L’appello lanciato dal palco
«Sostenete la Vivaldi»

Il puntoIl maestro Passerini: «Questa orchestra deve diventare stabile» L’obiettivo: «Organizzare oltre ai concerti opere liriche e progetti culturali»

Non di solo pane vive l’uomo. E, senza scomodare l’essenza del messaggio evangelico, appare evidente quanto sia importante il dono della parola, di un “verbum” che incarni la divinità a cui l’uomo tende per sormontare il limite della semplice sussistenza. Eppure, c’è qualcosa che nel corso dei secoli ha affinato e trasfigurato l’opera dell’uomo esaltandolo al rango di “creatore”: quella scintilla divina infusa in una “immagine e somiglianza” che prefigura un celeste ritorno dopo il terreno esilio in cui lui dovrà guadagnarsi il pane col sudore della sua fronte, ma non gli impedirà di presagire le immagini eteree di un Eden che pare irrimediabilmente perduto.

Papi e principi hanno coltivato il culto della Bellezza sponsorizzando opere immortali come mecenati assetati d’Arte richiamando a corte gli ingegni più belli del tempo. Michelangelo non ci avrebbe lasciato il suo incanto celestiale nella Cappella Sistina o la sovranità scultorea della “Pietà”, né Beethoven avrebbe scritto la summa della musica sinfonica senza quell’ “attenta cura” dei suoi benefattori – o semplici estimatori danarosi - , anche se è morto povero in canna, senza nemmeno un frac dignitoso per presiedere alla sua ultima sinfonia.

Coperte troppo corte

E Mozart non avrebbe retto a lungo senza i suoi “parrucconi” altolocati. Poeti, musici, pittori, un tempo frequentavano i salotti “buoni” di notabili rampanti e nobildonne ingioiellate, a cui elargire i doni di una bellezza altera da cui il popolo era avulso. Poi l’Arte si fece figlio di Dio incarnato in un uomo, rendendosi “leggibile” a tutti. Peccato, però, per il triste detto “Senza soldi non si cantano Messe”. Terribile sentenza per sostenere la prosaicità del bisogno fin nelle cose sacre. Oggi c’è ben altro spietato editto che recinge il mondo artistico in una nicchia d’abside. E ci sono troupe cinematografiche o teatrali e compagini corali o sinfoniche d’alto rango che tentano dignitosamente di sopravvivere. Ma “le sovvenzioni” sono una coperta troppo corta.
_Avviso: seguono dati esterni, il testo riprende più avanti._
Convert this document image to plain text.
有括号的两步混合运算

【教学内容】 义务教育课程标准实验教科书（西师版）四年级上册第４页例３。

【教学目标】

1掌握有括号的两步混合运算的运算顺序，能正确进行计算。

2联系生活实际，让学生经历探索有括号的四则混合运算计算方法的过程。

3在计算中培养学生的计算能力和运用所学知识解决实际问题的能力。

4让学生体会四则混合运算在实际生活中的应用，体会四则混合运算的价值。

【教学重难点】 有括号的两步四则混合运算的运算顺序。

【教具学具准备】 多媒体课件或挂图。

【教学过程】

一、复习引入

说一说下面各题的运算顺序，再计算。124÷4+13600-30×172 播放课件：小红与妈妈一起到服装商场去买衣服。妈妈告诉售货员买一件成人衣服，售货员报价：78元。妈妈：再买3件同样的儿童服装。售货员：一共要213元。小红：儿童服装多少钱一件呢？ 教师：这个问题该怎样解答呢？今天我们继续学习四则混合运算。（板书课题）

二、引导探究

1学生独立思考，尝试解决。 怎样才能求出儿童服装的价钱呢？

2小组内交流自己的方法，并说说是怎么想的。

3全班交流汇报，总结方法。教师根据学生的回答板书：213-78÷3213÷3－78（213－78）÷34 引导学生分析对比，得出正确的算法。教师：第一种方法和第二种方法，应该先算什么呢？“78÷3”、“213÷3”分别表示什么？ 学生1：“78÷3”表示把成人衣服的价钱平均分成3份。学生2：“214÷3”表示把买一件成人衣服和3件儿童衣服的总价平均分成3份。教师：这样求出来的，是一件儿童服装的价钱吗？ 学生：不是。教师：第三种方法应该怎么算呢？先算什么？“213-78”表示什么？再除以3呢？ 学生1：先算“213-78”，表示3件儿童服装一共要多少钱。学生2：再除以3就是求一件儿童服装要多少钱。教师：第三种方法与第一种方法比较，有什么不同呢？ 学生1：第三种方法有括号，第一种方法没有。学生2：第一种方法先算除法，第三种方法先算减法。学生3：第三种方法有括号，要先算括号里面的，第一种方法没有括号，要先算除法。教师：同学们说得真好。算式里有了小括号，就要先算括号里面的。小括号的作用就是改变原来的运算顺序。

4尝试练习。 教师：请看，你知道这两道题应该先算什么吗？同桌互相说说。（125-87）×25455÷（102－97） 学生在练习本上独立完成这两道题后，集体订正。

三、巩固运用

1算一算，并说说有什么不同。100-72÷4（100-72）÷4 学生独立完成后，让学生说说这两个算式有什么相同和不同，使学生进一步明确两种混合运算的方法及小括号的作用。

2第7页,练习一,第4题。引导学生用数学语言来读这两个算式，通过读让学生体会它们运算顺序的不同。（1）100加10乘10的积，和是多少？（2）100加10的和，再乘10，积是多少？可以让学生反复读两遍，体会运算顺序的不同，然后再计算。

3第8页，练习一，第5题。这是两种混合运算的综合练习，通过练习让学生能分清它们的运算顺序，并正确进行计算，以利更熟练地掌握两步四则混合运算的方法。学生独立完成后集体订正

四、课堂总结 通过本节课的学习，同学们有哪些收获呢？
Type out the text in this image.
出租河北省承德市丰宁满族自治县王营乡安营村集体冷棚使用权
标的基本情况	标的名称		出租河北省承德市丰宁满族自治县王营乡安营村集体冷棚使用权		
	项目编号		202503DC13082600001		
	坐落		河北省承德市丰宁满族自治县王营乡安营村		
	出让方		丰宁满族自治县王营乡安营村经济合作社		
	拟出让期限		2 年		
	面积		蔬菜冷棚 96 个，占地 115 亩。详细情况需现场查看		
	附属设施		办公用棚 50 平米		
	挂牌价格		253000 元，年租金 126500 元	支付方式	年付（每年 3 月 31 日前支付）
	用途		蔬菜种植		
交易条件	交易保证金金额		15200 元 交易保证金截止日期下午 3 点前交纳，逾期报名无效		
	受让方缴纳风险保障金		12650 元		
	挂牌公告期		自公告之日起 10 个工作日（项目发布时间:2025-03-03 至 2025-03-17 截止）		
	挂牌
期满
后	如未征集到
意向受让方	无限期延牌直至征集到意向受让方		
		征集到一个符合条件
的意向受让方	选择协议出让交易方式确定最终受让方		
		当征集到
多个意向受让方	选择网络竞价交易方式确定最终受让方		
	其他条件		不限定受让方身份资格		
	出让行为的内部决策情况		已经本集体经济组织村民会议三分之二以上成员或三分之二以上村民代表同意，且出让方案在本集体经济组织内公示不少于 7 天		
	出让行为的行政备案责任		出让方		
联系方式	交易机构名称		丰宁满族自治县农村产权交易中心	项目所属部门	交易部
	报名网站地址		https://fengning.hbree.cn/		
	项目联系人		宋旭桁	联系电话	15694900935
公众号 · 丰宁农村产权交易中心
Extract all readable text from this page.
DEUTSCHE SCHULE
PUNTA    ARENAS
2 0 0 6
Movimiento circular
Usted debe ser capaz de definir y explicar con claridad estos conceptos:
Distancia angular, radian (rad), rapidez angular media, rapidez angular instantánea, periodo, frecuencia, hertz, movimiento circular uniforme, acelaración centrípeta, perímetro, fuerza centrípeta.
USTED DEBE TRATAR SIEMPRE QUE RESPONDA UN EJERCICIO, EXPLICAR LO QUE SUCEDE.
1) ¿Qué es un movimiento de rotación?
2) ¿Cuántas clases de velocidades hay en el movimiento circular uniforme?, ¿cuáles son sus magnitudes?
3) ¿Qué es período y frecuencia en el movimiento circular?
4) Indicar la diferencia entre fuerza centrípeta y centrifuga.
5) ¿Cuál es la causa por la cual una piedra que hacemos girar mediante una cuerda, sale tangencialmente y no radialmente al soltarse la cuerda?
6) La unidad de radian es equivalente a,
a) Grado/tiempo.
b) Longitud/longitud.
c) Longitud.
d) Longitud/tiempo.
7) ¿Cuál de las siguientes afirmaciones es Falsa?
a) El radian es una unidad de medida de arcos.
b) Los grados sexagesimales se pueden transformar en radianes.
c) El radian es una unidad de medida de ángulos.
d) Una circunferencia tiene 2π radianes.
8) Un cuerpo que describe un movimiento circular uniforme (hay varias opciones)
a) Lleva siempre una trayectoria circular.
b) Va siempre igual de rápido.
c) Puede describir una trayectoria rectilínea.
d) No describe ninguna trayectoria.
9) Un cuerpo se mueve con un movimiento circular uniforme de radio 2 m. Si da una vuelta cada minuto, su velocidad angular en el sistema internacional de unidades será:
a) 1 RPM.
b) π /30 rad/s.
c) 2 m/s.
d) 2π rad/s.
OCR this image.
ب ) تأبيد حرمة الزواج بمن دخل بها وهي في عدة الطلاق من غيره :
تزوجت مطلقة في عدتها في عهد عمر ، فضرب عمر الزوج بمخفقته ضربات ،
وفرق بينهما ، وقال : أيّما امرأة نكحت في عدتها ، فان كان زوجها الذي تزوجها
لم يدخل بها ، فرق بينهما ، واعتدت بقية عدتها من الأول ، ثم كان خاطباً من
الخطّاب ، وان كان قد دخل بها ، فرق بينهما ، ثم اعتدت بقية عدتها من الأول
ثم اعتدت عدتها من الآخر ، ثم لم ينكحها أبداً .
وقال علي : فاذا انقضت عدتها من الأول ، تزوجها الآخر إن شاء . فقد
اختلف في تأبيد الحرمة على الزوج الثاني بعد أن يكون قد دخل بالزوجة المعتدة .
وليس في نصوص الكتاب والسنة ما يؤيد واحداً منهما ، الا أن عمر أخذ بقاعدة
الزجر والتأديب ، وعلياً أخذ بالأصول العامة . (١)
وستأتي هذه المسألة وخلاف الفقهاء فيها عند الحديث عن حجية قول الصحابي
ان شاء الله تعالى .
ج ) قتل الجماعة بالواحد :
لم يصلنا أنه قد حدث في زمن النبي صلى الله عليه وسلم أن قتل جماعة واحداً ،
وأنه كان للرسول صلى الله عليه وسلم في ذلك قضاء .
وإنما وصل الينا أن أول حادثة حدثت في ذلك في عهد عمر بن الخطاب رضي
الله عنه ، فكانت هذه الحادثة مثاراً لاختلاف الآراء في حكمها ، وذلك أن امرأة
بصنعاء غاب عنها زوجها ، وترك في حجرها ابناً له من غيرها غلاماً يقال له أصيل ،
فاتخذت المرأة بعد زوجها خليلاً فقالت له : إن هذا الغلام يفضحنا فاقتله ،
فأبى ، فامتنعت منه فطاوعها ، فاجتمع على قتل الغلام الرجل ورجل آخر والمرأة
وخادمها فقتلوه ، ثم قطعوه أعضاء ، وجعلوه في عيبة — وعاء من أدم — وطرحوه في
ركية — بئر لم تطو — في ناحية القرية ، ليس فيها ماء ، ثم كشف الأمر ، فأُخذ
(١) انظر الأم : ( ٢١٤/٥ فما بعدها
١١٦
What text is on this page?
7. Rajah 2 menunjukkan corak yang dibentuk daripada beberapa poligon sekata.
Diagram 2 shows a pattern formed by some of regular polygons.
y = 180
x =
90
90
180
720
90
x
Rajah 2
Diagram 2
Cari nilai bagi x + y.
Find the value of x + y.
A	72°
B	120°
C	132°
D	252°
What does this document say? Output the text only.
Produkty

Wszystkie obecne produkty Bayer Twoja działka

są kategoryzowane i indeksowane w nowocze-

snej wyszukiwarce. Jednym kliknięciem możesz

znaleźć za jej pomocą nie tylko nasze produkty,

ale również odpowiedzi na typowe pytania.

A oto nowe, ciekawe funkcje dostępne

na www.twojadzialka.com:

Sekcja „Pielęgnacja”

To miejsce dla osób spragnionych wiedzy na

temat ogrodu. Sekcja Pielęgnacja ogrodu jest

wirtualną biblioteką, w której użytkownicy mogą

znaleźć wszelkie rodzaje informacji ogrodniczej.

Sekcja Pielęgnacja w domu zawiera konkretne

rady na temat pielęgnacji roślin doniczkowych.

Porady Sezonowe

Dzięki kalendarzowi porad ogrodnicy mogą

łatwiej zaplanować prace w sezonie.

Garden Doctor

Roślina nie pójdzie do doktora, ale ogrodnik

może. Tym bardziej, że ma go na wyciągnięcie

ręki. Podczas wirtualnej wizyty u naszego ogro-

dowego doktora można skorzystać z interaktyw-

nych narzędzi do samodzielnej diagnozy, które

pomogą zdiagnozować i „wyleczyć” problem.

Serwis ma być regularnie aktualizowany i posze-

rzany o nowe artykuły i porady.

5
Non a caso il maestro Lorenzo Passerini, al termine dello strepitoso concerto che ha portato al “Sociale” il talento virtuosistico del tenore Xavier Anduaga, ha rivolto un accorato appello all’intera cittadinanza.

«Ho avuto la fortuna di dirigere “La Sonnambula” al Teatro San Carlo di Napoli.

Lì cambiano i direttori orchestrali, cambiano i soprintendenti artistici, cambiano gli artisti provenienti da tutto il mondo. Ma quel che resta sempre al suo posto è l’“Orchestra del Teatro San Carlo di Napoli”. E’ quanto vogliamo che sia la nostra orchestra “Vivaldi”. Io non sono legato a questo podio dove hanno diretto tanti altri ospiti portando in scena grandi artisti. Questa non è soltanto l’orchestra “Vivaldi», ma deve essere “L’Orchestra della Città di Sondrio, è stata la chiosa del direttore morbegnese raccolta dal pubblico presente in sala da un lungo e caloroso applauso di condivisione.

«Realtà sinfonica»

«Siamo l’unica realtà sinfonica del territorio riconosciuta come orchestra del Teatro, orchestra “in residenza” – continua Passerini - Non crediamo di essere monotoni anzi chiediamo la possibilità di organizzare oltre ai concerti, grandi opere liriche e progetti culturali, con garanzie di stabilità che ci permettano di poter programmare attività per il prossimo triennio.

La condizione è che l’Orchestra “Vivaldi” diventi “stabile”, affiancando l’opera di Sergio Dagasso e Roberto Spagnoli, “cittadini onorari” della città di Sondrio per quanto hanno fatto per l’Arte in 59 anni. Sosteneteci e aiutateci ad essere protagonisti come state facendo con la vostra presenza». Un appello accorato e coraggioso che merita la giusta attenzione. Perché non di solo pane vive l’uomo.